Операция, которую намеревались сейчас провести смершевцы, была направлена на то, чтобы проверить, не остался ли на поле боя кто-нибудь в живых. Имелись в виду живые враги. Ну и, конечно, не оставили ли враги на поле боя какой-нибудь трофей. В случае со смершевцами — какой-нибудь документ или другое важное доказательство.
— Пошли, — сказал Васильев своей немногочисленной команде.
Разумеется, смершевцы доподлинно не знали, что творится в доме и во дворе. Остался ли кто-нибудь жив, не натыкано ли где-нибудь мин — да мало ли какие сюрпризы могли быть в таком-то месте? Поэтому приходилось быть осторожными и осмотрительными настолько, насколько это вообще человеку возможно.
Держа пальцы одной руки на спусковом крючке, а пальцами другой руки на короткий миг включая фонари, четверо смершевцев короткими перебежками преодолели двор. В любую секунду они ожидали выстрелов и готовы были уклониться от пуль, упасть на землю, укрыться за углом дома — но выстрелов не было. Должно быть, некому было стрелять: те, кто пытался вырваться из дома, погибли под градом пуль. Впрочем, наверняка этого никто знать не мог, и потому четыре человека продолжали свое рискованное продвижение по ночному двору.
Ни выстрелов, ни криков, ни каких-либо движений во дворе по-прежнему не было. А между тем двор был проверен полностью и прилегающая к нему часть улицы — тоже. Никаких признаков жизни… О документах и прочих доказательствах говорить не приходилось — все равно их в темноте невозможно было углядеть.
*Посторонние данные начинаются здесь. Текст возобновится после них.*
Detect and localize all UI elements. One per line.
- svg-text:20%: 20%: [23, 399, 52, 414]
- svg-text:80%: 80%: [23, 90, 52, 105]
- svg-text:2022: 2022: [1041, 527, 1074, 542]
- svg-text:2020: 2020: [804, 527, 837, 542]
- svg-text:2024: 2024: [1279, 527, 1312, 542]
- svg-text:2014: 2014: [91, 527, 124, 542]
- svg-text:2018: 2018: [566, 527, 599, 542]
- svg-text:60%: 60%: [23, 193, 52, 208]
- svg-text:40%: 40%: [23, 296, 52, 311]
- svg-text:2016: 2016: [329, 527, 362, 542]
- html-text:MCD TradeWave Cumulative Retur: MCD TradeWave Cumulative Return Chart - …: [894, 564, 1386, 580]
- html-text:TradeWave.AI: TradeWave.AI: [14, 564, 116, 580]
Доказательства — это потом, когда закончится ночь и наступит день.
Васильев свистнул три раза. Это означало, что проверку двора нужно прекратить и пора заняться домом.
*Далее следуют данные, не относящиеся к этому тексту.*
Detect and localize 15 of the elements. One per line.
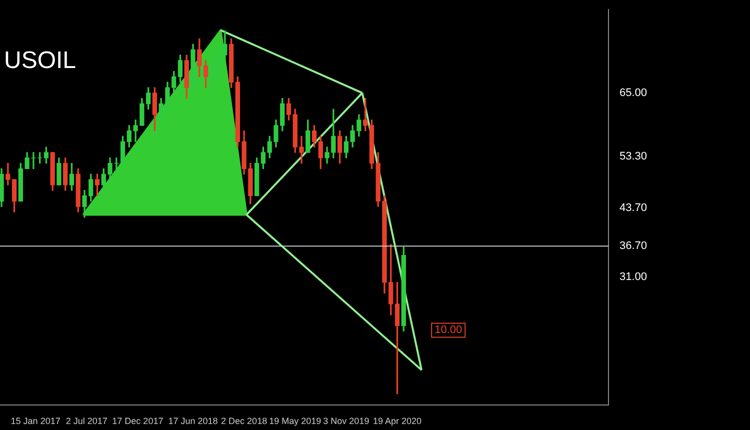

Кожемякин и Толстиков взяли под свой контроль окна. В доме оказалось четыре окна — по два с каждой стороны. Одну сторону вместе с окнами контролировал Кожемякин, другую — Толстиков. Васильев и Грицай должны были войти в дверь.
Дверь оказалась затворенной, более того — запертой изнутри. Это, несомненно, означало, что из дверей никто не выбегал в надежде прорваться, все, кто был в доме, пытались выбраться из окон. По-своему это было неплохо, так как это означало, что в доме вражеских стрелков было немного — в большом количестве под шквальным огнем из окошка не слишком-то и выберешься. Плохо было то, что запертую дверь нужно было открыть.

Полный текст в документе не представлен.